Talat Xhaferi parla della resistenza alla lingua albanese in Macedonia

Il presidente del Parlamento della Macedonia Talat Xhaferi in un incontro con i giornalisti ha espresso le sue opinioni sull'ostacolo di fronte all'adozione della legge per l'uso delle lingue che, dopo il rifiuto del presidente Gjorge Ivanov di decretarlo, è tornato al parlamento. Il capo parlamentare Xhaferi ha sottolineato che la decisione relativa agli emendamenti non ha un obiettivo [...]
Il presidente del Parlamento della Macedonia Talat Xhaferi in un incontro con i giornalisti ha espresso le sue opinioni sull'ostacolo di fronte all'adozione della legge per l'uso delle lingue che, dopo il rifiuto del presidente Gjorge Ivanov di decretarlo, è tornato al parlamento.
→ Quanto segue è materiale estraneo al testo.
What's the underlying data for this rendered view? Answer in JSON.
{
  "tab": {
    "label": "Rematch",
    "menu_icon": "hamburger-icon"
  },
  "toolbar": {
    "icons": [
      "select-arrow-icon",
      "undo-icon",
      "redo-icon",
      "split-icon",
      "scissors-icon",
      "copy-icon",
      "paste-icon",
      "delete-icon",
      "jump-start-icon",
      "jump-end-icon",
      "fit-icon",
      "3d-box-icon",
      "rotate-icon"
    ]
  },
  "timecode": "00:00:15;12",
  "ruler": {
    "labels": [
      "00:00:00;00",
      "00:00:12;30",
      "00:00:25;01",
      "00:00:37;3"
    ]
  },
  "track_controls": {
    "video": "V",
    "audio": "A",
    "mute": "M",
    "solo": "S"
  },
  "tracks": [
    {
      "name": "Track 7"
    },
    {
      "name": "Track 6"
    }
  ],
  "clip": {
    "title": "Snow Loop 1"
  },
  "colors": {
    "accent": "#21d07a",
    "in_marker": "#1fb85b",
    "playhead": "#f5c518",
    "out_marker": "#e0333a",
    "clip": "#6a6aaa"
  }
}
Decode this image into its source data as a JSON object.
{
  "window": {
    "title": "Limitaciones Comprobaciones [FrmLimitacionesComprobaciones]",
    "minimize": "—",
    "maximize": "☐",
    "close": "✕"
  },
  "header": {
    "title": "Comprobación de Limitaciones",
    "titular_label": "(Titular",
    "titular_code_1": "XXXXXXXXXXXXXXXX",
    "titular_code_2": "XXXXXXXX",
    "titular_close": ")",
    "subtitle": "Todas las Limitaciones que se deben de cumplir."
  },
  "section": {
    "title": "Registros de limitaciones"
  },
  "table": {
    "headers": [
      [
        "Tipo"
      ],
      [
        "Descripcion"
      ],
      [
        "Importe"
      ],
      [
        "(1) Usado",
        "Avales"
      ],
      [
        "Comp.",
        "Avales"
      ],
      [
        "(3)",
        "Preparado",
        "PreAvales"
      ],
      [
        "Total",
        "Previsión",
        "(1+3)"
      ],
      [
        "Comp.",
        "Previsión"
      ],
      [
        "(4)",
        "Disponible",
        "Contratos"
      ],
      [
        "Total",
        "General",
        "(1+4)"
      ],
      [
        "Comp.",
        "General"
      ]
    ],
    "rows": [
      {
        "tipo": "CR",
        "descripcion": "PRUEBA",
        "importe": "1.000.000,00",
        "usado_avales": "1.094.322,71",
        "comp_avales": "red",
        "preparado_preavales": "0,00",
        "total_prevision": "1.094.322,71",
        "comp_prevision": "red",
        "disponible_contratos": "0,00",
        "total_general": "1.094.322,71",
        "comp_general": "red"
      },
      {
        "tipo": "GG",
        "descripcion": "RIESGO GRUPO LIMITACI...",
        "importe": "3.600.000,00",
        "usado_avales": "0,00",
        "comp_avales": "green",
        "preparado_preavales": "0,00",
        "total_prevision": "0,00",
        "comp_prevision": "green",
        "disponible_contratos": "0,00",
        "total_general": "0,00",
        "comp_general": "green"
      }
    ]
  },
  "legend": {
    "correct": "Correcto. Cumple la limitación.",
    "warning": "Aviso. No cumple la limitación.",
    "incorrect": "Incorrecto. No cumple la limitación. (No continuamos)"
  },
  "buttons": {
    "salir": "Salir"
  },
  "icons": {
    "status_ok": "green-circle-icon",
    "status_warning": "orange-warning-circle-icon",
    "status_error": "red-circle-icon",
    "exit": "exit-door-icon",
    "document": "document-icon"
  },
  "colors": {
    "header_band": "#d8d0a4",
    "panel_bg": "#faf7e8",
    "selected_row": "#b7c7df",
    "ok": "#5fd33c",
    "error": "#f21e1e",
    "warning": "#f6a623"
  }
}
Il capo parlamentare Xhaferi ha sottolineato che la decisione relativa agli emendamenti non ha un vero obiettivo, ma si basa esclusivamente sulle dichiarazioni di opposizione che minerebbe l'adozione della legge costituzionale1>.
“La legge ha un totale di otto pagine di circa 40.000 parole, mentre ci sono 35 000 emendamenti, riferendosi all'insinuità del falsificatore, mentre solo l'articolo 22, che parla di ammende, ci sono 33834 emendamenti introdotti a”, Xhaferi ha sottolineato.
Sulla base delle procedure parlamentari, la legge deve essere adottata entro un termine di 30 giorni, informando che sono stati tradotti finora 17mila emendamenti, che complica ulteriormente la situazione.
Secondo questa legge, si prevede che in tutti gli organi statali del paese, oltre alla lingua macedone e alla scrittura, la lingua ufficiale è anche la lingua parlata dal 20 per cento dei cittadini della Macedonia e la sua scrittura, in questo caso la lingua albanese.